The iShares Edge MSCI Intl Value Factor ETF (NYSEARCA:IVLU) has not been immune to the ex-U.S. slide this year, but this one of the best ETFs to consider for when international stocks bounce back. Year-to-date, IVLU is down just under 9%, but that is noticeably less bad than the double-digit loss incurred by the MSCI EAFE Index, indicating IVLU’s value tilt could position the fund for leadership status when international stocks are back in style.
IVLU tracks the MSCI World ex USA Enhanced Value Index and holds nearly 300 stocks. The fund’s three-year standard deviation is below that of several widely followed international equity indexes. Geographic diversity is a potential challenge with IVLU as just three countries – Japan, the U.K. and France – combine for two-thirds of the fund’s weight.
Best ETFs: Cambria Global Value ETF (GVAL)
Expense ratio: 0.69% per year
The Cambria Global Value ETF (NYSEARCA: GVAL) is another one of the best ETFs for investors searching for the combination of global exposure and a unique approach to valuation metrics. Rather than focus on traditional price-to-earnings, GVAL emphasizes the metric known as the cyclically adjusted price-earnings ratio, or CAPE.
Another point speaks to GVAL’s best ETFs status: simplicity of investment objective. GVAL is rooted in the notion that when a security’s starting valuations are low, its expected future returns can be higher.
GVAL’s selection universe includes 45 developed and emerging markets with the top 25% with the lowest CAPEs making the cut. As of the end of the third quarter, Israel and Portugal combined for over a quarter of GVAL’s weight.
Best ETFs: Invesco S&P MidCap 400 Pure Value ETF (RFV)
Expense ratio: 0.35% per year
Mid-cap stocks can be part of the value proposition and that combination has proven rewarding over long holding periods. In fact, some of the best ETFs in the mid-cap arena are value funds. That group includes the Invesco S&P MidCap 400 Pure Value ETF (NYSEARCA:RFV). RFV, which debuted in 2006, follows the S&P MidCap 400 Pure Value Index.

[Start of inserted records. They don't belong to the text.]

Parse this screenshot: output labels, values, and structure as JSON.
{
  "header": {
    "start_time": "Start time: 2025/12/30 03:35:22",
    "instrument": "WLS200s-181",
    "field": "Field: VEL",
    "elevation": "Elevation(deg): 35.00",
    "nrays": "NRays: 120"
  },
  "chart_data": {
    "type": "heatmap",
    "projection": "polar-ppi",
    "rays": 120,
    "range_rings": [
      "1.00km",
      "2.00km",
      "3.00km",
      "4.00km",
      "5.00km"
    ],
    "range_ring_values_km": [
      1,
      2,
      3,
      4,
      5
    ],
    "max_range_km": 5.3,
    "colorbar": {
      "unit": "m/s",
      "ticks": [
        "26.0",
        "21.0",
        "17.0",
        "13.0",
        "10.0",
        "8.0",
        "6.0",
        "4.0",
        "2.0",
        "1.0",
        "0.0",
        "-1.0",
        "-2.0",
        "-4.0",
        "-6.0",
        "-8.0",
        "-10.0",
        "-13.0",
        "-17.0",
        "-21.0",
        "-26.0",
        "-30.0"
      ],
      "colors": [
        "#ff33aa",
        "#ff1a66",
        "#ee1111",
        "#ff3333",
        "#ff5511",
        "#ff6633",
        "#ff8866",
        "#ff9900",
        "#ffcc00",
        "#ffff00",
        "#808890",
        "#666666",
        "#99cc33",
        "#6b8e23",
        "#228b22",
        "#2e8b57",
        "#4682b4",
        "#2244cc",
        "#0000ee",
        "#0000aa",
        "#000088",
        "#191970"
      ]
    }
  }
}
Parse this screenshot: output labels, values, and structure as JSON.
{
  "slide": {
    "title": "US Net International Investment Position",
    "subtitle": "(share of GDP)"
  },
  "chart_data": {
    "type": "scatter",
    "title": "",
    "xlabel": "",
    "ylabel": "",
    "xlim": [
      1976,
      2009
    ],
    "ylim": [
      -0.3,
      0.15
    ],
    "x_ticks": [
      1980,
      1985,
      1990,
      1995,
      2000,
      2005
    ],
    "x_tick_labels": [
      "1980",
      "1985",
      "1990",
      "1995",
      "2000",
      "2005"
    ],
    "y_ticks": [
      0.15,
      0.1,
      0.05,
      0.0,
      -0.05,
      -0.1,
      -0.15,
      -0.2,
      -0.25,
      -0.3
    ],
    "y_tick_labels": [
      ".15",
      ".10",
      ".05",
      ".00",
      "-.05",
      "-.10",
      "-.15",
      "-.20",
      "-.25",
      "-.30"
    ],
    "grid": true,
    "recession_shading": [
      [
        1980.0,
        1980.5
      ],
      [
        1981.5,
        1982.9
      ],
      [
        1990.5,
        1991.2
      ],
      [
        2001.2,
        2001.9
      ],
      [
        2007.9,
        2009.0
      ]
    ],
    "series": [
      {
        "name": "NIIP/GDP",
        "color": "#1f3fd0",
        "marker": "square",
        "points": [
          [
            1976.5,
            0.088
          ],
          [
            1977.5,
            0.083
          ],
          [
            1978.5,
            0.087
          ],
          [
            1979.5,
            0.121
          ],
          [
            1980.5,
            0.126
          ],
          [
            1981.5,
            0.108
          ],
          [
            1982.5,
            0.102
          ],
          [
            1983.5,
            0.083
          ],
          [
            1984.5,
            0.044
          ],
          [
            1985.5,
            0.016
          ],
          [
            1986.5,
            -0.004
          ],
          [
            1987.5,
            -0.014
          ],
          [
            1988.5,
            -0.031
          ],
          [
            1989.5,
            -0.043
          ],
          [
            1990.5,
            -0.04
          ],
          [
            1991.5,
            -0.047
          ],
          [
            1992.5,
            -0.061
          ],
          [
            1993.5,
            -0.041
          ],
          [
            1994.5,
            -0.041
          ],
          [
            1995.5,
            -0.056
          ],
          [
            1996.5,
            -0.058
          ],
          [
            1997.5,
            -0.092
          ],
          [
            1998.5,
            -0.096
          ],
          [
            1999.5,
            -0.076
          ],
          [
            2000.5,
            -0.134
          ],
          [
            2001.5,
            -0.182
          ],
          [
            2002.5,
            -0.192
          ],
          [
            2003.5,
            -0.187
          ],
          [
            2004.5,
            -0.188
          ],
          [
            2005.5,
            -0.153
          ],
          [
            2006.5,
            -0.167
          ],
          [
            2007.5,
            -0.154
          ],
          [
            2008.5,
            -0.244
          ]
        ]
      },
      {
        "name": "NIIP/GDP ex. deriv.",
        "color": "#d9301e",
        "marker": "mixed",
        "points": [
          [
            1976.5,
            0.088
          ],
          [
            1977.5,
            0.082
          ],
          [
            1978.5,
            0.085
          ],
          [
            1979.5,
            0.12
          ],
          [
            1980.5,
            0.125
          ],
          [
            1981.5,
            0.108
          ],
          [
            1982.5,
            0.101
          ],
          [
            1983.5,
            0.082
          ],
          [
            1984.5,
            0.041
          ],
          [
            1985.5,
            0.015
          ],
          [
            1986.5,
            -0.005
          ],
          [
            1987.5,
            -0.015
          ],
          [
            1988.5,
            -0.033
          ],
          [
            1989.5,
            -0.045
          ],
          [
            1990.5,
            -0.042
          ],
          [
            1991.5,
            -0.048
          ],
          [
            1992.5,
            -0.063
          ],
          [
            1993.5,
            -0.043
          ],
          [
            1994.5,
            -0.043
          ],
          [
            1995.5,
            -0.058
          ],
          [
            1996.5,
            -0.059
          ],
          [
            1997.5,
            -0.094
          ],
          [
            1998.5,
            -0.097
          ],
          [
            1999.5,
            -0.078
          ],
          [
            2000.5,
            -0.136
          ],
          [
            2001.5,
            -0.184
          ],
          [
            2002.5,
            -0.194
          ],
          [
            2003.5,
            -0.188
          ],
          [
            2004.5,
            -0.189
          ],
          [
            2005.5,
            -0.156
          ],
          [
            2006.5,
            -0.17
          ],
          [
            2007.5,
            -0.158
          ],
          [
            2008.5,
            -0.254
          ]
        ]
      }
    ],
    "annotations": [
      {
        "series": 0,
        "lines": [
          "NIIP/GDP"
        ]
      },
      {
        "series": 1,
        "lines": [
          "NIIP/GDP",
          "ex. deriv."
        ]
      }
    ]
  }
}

That benchmark “measures the performance of securities that exhibit strong value characteristics in the S&P MidCap 400 Index. Value is measured by the following risk factors: book value-to-price ratio, earnings-price ratio and sales-price ratio,” according to Invesco.
RFV holds 86 stocks, over half of which hail from the financial services, energy and consumer discretionary sectors. RFV lost 7% in October, but if history repeats, investors will find this is one of the best ETFs to own in the mid-cap segment over multi-year holdings periods.
As of this writing, Todd Shriber does not own any of the aforementioned securities.